Nader Naini: The healthcare industry is woefully underinvested in technology, maybe somewhere in the 1 to 2% of revenues per year. If you compare that, for example, to the financial services industry where they'll invest anywhere from 10 to 12%. So automation, really understanding the business operations, and most importantly in this day and age with the change in how providers will be taking more risk, the ability to have data analytics at your fingertips to really understand your business at a more granular level is going to be absolutely critical.

Some consider threats from Amazon entering the healthcare market, which I think it is a realistic circumstance. However, I think those areas where a company like Amazon will participate in are going to be different than what's going to really transform healthcare.

Duane Fitch: Healthcare is becoming much more like a retail model, where you deliver high quality at lower cost.

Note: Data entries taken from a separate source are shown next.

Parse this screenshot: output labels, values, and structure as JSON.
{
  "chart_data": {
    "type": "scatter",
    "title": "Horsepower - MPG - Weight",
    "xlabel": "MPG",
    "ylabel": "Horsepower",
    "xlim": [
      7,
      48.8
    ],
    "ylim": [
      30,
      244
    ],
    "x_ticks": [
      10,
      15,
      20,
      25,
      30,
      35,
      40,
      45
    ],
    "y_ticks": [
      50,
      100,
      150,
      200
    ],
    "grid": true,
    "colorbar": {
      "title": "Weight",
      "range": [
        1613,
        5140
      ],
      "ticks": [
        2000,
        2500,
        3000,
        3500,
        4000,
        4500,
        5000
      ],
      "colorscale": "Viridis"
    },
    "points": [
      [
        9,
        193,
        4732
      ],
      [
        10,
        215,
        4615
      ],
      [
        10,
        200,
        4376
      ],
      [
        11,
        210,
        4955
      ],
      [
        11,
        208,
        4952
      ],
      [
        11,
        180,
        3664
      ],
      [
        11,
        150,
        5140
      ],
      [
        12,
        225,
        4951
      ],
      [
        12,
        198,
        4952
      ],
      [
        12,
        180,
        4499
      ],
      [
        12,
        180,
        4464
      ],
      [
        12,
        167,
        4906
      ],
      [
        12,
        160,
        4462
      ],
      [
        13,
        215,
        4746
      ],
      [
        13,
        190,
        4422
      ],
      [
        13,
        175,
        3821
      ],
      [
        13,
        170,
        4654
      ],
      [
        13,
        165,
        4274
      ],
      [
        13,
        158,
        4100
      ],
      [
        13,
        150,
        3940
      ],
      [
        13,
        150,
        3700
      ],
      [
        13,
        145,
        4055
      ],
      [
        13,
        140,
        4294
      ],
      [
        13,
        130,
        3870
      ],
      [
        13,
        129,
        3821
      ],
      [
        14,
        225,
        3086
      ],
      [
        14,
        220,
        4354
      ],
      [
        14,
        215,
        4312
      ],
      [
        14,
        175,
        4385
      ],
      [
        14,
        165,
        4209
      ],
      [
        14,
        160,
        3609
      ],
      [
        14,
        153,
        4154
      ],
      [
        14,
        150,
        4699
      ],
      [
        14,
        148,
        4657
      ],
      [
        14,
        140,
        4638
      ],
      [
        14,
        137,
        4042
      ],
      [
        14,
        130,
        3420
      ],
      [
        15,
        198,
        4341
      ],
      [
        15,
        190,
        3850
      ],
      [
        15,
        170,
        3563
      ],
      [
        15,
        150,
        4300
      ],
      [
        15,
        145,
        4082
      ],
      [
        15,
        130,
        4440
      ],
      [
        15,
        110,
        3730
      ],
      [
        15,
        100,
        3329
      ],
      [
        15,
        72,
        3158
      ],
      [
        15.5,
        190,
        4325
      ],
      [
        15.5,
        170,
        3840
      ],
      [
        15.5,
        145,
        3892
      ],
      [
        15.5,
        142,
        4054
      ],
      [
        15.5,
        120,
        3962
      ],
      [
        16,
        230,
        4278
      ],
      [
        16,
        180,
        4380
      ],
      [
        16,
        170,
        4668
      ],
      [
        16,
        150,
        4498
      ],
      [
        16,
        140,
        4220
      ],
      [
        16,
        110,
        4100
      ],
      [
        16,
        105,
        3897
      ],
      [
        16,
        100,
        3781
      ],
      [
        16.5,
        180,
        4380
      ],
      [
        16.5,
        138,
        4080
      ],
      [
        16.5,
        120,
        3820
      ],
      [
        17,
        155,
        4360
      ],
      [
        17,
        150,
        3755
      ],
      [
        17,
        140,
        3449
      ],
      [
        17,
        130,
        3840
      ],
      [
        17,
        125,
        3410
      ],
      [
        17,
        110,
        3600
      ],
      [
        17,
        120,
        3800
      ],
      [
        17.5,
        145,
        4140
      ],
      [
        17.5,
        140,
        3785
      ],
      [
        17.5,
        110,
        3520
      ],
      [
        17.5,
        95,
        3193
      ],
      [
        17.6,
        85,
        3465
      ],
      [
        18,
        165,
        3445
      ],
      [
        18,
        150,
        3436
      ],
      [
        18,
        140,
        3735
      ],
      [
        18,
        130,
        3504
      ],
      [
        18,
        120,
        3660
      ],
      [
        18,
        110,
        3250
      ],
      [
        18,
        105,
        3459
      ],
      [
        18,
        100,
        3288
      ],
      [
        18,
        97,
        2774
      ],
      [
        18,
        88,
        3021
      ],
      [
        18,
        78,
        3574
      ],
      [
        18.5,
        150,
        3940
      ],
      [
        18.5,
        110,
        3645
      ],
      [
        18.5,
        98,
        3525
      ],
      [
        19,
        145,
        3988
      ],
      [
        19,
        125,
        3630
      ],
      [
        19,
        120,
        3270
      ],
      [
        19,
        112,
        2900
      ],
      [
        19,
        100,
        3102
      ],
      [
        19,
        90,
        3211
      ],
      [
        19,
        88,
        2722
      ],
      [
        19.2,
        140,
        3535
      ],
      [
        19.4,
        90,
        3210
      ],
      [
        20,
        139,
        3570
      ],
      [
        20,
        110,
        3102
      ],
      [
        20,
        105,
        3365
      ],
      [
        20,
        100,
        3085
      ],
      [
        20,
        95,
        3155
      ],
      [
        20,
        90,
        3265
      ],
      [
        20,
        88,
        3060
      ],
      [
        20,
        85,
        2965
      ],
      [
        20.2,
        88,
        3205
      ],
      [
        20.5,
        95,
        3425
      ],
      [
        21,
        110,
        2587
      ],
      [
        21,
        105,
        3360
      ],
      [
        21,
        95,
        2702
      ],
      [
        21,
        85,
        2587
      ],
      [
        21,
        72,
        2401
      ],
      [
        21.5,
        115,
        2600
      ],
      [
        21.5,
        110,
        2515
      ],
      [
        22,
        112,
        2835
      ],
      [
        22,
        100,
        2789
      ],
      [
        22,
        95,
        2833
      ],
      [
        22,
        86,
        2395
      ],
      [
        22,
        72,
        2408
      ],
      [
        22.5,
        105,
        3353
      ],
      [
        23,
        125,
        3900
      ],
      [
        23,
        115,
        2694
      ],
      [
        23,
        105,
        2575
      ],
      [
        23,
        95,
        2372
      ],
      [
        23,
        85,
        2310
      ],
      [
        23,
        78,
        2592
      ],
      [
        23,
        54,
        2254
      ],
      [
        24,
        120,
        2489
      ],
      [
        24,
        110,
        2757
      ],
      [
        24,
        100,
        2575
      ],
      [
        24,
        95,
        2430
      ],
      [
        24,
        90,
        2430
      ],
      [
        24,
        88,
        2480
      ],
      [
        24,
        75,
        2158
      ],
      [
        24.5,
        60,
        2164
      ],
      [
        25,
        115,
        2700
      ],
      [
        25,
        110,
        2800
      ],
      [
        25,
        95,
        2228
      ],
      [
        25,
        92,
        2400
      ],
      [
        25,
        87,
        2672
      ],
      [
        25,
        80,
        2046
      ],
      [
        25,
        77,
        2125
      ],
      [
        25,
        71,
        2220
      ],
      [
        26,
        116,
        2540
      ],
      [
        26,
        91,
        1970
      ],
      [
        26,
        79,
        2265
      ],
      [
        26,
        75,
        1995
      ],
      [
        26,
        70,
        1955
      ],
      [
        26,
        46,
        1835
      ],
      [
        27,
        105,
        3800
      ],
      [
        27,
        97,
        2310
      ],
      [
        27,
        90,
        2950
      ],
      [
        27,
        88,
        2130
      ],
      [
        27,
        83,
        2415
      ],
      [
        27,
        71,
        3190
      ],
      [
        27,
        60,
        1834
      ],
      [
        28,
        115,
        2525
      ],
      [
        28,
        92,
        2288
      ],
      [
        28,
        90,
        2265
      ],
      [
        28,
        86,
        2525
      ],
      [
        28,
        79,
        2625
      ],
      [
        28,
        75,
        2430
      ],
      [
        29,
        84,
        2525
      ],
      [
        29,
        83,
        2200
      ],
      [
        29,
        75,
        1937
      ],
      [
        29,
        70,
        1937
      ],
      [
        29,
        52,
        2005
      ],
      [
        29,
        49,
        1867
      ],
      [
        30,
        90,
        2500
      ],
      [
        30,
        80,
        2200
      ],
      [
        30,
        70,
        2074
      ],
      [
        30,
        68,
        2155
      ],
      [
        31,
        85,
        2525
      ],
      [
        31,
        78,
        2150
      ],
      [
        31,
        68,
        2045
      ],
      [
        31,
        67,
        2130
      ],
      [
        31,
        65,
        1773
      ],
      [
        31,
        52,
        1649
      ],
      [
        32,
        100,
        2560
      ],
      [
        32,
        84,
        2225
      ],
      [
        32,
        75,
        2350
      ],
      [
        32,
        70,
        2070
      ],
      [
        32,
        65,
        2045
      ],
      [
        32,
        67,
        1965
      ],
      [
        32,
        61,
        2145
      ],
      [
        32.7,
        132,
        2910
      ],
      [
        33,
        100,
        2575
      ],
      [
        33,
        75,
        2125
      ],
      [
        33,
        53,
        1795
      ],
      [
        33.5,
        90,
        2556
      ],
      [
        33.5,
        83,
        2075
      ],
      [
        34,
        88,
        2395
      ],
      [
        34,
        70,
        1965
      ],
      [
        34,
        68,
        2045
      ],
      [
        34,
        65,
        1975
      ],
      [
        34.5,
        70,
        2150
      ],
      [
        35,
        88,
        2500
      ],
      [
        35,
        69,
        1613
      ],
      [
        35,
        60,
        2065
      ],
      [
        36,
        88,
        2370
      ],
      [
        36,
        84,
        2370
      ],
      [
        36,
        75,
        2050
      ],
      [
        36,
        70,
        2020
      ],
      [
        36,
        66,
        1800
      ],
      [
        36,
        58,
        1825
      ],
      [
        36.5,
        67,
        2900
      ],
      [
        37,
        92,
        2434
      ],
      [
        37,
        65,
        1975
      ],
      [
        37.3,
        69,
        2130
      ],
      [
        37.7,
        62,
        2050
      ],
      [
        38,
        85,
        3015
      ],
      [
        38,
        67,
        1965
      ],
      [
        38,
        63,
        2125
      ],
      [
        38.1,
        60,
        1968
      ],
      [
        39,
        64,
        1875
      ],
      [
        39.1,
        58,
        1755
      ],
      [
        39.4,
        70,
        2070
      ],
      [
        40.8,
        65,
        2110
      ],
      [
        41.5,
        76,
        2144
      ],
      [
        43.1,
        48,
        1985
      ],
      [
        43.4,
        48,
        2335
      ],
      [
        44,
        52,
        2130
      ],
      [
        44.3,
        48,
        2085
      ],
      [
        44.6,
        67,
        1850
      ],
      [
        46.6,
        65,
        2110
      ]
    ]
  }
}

We see this activity really gaining traction in areas like dentistry, vision, home healthcare, and other areas that are specialized that don't need large inpatient kind of activity and where private equity firms and healthcare providers can create value and create a market distinction by serving those needs in a cost-effective setting.

Accounts receivable is one of the most difficult things to account for in a healthcare environment and therefore a lot of due diligence goes into determining exactly what that value is. The same can be said about professional liability and making sure that whoever is standing in the shoes of the exiting provider understands what they're inheriting on a professional liability standpoint.

Nader Naini: Typical danger spots for healthcare deals are reimbursement, compliance, technology, people, et cetera, and we're constantly figuring out ways to mitigate the risk associated with those. What I've learned over the last 27 years is it all comes back to the people.

Duane Fitch: The transition from the Affordable Care Act to its ultimate replacement, it makes it very difficult for providers and private equity firms to understand what the financial metrics moving forward will be in the industry. High valuation and competition for deals, especially among other private equity firms or even strategic buyers, raises the bar for the private equity firms to achieve their desired objectives.

Nader Naini: If you invest in high-integrity, high-quality, seasoned executives that know a particular market segment and pair that with a trend that is moving over a long period of time in a particular direction, you typically come out with a good investment on the back-end, in addition to the basics, which is reimbursement —again compliance, technology, and making sure that you've developed an infrastructure that can support a larger business.